Security researchers have exposed the activities of a threat actor known as W3LL, who has developed a highly sophisticated phishing kit capable of bypassing multi-factor authentication (MFA). Over 8,000 Microsoft 365 corporate accounts have been compromised using W3LL’s custom phishing tools, which are operated by a community of at least 500 cybercriminals.
These malicious tools cover the entire spectrum of a Business Email Compromise (BEC) operation, making them accessible to cybercriminals of varying technical skill levels.W3LL’s nefarious journey began in 2017 when they started offering a bulk email sending tool called W3LL SMTP Sender.
However, it wasn’t until they began selling a custom phishing kit focused on Microsoft 365 corporate accounts that their popularity and business took off. They established the W3LL Store, a marketplace catering exclusively to cybercriminals, where they promoted and sold their tools.

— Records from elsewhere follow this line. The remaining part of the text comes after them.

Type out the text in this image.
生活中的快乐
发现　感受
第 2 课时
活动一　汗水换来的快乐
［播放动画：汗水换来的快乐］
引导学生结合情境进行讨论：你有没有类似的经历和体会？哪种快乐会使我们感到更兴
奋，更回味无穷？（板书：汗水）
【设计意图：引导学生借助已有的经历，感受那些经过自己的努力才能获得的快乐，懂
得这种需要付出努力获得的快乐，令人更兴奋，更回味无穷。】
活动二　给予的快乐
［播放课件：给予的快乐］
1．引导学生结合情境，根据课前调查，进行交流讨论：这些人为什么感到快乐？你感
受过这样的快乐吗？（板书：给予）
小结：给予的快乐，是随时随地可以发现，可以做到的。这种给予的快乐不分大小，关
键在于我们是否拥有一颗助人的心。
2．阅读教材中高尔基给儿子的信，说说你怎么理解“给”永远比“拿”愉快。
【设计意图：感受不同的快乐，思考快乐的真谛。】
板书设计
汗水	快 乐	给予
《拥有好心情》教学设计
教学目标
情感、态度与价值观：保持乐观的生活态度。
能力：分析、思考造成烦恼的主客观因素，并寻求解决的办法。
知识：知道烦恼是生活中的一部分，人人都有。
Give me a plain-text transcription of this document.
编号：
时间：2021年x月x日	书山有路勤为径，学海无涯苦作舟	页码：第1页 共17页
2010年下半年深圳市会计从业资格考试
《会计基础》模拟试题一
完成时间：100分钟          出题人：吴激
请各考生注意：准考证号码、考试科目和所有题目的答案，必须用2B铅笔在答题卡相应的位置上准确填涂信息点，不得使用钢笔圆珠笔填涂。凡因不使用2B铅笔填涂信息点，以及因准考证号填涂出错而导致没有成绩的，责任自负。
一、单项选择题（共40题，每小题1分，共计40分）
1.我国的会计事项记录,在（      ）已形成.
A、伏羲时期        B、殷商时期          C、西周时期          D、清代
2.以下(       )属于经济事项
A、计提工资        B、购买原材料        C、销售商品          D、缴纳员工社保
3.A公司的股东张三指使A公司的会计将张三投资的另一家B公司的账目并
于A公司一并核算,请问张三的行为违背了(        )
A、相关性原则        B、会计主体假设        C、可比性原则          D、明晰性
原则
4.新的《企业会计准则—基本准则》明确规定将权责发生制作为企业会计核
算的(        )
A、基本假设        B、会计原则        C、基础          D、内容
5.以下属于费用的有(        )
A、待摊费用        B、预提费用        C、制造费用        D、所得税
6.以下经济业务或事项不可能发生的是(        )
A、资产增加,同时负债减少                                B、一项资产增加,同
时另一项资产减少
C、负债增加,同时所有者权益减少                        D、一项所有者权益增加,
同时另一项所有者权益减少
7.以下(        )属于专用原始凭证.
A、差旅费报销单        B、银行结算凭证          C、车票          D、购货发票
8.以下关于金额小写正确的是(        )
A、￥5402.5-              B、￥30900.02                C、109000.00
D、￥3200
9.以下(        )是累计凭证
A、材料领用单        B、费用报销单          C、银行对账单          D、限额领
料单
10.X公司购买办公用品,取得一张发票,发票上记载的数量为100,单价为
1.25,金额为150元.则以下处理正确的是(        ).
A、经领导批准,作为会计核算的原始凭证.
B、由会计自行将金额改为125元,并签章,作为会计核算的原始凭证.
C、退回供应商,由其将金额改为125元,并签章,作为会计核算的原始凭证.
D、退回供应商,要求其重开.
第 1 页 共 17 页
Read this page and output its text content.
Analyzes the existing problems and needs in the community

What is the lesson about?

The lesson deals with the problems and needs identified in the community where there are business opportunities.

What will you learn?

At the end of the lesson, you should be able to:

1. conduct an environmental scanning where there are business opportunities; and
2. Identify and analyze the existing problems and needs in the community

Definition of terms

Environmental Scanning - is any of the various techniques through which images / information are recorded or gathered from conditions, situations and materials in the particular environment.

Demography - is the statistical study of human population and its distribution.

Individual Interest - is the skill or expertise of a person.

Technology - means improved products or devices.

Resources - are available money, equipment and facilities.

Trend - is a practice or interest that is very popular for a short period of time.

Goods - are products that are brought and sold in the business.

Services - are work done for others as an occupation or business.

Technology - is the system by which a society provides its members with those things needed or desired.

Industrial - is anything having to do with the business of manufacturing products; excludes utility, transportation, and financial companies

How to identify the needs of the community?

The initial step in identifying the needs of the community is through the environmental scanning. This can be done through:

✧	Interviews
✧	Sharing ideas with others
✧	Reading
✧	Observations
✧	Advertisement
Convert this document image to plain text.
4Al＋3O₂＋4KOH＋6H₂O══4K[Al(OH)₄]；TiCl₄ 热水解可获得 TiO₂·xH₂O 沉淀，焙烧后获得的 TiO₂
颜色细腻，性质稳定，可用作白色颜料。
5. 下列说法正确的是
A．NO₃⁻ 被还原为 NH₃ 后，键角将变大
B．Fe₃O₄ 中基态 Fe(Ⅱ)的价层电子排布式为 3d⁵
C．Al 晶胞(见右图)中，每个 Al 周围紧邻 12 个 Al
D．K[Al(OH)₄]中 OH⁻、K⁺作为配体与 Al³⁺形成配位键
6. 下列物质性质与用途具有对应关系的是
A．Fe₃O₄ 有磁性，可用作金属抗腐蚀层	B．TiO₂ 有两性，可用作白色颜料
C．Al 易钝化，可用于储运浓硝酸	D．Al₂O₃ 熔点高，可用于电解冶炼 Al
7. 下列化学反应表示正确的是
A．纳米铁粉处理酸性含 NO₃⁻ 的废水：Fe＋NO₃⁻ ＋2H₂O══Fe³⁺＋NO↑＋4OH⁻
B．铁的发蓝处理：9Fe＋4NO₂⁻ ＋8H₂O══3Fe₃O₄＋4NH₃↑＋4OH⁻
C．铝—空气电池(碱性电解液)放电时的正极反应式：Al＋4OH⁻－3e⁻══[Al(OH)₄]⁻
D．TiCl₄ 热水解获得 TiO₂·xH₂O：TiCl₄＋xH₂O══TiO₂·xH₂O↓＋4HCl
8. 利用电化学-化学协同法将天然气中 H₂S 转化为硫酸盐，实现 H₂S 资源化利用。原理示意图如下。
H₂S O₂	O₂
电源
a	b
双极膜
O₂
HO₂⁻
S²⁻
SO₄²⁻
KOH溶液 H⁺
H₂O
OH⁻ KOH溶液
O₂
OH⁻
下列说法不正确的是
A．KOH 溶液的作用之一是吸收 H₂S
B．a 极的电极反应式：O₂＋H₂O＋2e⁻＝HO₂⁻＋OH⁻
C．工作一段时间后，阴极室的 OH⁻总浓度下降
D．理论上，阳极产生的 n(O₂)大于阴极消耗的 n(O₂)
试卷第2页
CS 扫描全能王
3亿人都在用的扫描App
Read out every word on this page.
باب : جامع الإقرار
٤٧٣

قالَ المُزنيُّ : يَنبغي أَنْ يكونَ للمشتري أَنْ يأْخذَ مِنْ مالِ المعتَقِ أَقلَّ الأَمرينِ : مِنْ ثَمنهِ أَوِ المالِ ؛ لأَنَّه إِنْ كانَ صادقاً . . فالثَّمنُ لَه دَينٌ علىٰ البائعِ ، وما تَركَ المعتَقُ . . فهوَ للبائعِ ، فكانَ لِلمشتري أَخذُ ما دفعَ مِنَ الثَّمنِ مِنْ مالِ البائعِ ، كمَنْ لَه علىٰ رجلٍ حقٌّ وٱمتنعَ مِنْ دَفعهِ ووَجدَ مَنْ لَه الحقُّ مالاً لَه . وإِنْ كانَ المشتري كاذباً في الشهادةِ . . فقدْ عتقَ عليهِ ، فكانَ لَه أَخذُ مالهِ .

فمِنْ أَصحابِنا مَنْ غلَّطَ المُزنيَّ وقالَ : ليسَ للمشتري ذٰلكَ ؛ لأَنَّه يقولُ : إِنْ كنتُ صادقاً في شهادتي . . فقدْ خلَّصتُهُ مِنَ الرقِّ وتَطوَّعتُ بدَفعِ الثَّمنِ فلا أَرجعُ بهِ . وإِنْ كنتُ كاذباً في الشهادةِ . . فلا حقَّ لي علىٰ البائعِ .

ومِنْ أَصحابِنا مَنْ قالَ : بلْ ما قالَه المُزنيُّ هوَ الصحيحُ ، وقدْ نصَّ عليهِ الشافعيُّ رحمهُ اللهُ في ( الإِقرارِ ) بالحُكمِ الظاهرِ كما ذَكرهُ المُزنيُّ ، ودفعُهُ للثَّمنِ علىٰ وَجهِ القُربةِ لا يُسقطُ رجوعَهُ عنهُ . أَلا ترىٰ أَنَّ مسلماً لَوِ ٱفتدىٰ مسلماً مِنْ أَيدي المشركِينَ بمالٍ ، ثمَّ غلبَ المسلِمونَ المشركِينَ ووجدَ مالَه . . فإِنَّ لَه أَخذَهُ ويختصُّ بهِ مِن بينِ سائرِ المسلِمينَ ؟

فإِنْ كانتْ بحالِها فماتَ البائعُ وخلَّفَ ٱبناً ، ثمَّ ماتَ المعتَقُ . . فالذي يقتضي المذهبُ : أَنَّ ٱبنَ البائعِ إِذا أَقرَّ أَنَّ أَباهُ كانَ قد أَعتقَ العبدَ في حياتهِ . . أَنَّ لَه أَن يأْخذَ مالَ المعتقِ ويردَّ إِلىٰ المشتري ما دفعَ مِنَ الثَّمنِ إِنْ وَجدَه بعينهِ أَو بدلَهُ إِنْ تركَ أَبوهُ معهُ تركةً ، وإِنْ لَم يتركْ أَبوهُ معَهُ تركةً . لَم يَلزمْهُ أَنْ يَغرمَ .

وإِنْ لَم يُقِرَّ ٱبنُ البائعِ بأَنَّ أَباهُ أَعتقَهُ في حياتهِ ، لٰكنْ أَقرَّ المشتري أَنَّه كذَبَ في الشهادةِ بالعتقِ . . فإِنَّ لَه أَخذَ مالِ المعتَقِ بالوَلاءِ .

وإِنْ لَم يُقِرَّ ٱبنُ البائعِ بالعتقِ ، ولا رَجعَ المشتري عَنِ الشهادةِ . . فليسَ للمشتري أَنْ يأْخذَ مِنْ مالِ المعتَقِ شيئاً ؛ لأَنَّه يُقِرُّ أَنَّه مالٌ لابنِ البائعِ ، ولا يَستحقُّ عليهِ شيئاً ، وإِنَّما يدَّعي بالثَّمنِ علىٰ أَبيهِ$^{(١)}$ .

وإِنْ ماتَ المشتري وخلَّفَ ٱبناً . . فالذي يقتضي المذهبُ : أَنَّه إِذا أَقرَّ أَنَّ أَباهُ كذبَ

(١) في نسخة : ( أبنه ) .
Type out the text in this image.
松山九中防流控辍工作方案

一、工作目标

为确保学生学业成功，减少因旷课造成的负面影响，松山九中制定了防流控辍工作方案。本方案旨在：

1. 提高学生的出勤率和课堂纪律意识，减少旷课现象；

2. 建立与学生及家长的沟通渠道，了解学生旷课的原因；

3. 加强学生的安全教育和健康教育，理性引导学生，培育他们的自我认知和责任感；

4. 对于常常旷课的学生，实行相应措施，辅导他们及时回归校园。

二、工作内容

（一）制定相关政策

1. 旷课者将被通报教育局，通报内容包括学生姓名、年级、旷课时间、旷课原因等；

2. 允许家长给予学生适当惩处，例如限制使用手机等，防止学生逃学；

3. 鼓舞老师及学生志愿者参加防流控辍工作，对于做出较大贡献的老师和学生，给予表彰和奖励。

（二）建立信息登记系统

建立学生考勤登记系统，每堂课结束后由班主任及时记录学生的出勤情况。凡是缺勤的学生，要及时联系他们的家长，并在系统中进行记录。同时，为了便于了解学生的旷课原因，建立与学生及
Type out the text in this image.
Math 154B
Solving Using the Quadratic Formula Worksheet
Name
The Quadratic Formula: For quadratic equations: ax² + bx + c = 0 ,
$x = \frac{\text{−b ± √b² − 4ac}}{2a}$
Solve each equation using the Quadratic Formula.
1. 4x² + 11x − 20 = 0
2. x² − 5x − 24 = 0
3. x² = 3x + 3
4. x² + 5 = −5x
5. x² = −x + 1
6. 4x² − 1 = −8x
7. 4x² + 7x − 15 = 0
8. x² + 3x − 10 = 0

Notably, W3LL Panel, a component of their toolkit, is considered one of the most advanced phishing kits, featuring adversary-in-the-middle functionality, API access, source code protection, and more.W3LL’s tools employ various obfuscation methods to evade email filters and security agents.
They deliver phishing links through HTML attachments to avoid detection. These links initiate a series of redirects, eventually compromising Microsoft 365 accounts using an adversary/man-in-the-middle (AitM/MitM) technique. The attacker’s objective is to obtain the victim’s authentication session cookie, granting access to the compromised account. This report underscores the significant risks posed by W3LL and their tools to organizations and their security.